The Routing and interface configuration is not done via traditional ifconfig/route commands but by using the VPNService API. This results in a different routing configuration than on other OSes.

The configuration of the VPN tunnel consists of the IP address and the networks that shoshould be routed over this interface. especially, no peer partner address or gateway address is needed or required. special routes to reach the VPN Server (for example added when using redirect-gateway) are not needed either. the application will consequently ignore these settings when importing a configuration. the app ensures with the VPNService API that the connection to the server is not routed through the VPN tunnel.
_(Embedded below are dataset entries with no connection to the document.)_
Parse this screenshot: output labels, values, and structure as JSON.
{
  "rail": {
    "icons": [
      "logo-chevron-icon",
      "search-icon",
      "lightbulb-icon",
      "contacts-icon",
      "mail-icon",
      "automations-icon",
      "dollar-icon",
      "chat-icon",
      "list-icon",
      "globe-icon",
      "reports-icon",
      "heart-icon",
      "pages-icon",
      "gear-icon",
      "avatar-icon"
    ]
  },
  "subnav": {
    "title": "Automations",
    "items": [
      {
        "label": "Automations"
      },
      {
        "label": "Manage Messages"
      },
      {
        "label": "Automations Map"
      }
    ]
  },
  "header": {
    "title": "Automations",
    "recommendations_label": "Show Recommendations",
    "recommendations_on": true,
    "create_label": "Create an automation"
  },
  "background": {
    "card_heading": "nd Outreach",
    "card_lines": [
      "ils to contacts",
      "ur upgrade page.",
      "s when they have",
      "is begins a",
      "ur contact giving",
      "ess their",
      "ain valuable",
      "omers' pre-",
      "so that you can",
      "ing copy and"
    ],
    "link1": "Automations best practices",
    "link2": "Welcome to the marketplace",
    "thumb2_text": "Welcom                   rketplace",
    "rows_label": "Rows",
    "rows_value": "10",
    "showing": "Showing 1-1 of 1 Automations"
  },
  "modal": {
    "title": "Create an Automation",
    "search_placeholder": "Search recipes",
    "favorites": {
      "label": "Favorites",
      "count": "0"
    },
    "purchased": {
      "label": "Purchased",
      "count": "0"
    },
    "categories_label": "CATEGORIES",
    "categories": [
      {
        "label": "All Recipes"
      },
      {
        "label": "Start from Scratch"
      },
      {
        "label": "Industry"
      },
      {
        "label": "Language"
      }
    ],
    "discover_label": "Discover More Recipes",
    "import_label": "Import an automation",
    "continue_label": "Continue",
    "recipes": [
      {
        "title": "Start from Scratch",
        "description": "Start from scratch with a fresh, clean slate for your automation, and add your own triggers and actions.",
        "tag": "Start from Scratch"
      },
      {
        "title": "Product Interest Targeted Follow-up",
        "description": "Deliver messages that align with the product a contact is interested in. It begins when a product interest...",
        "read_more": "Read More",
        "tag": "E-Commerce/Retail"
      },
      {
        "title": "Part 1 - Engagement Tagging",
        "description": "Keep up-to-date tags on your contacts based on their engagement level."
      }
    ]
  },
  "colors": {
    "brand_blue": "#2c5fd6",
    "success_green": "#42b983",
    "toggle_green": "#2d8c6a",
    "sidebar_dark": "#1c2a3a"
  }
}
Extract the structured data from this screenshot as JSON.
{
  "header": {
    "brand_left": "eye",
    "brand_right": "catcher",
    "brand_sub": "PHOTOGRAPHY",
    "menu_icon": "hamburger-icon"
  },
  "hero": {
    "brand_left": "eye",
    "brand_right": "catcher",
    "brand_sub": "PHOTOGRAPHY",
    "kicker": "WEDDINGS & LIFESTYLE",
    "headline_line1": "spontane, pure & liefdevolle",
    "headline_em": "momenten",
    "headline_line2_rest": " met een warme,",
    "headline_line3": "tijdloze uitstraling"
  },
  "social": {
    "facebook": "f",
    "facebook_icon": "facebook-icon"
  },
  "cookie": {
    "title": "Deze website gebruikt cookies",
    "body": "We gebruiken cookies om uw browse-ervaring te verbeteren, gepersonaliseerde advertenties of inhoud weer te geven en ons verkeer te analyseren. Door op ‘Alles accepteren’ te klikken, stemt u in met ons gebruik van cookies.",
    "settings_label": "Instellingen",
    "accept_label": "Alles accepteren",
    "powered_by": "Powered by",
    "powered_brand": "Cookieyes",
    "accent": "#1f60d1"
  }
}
The VPNService API does not allow specifying networks that shocould not be routed via the VPN. as a workaround the app tries to detect networks that shocould not be routed over tunnel (e.g. route x. x. x. x y. y. y. y net_gateway) and calculates a set of routes that excludes this routes to emulate the behaviour of other platforms. the log windows shows the configuration of the VPNService upon establishing a connection.

Behind the scenes: Android 4.4 + does use policy routing. Using route/ifconfig will not show the installed routes. Instead use ip rule, iptables-t mangle-L
Please pay attention to the last paragraph! In the future, never admit that there are too many people who share the same idea. People who share the same idea will be divided by group. In addition, if you want to have confidence in yourself, the developer of the manufacturer will make mistakes and be nonstandard. Of course, the style of solving the problem may be the same as that of the developer, after all, knowledge is shared, and I may share the same culture with him. The difference may be that he is on Google (but probably ), but I don't have the ability to get in ).
Alas, I was not ill this weekend. Instead, I did not feel relaxed, responsible, and did nothing. I had a braised leg of goat at noon, which was also a positive thing.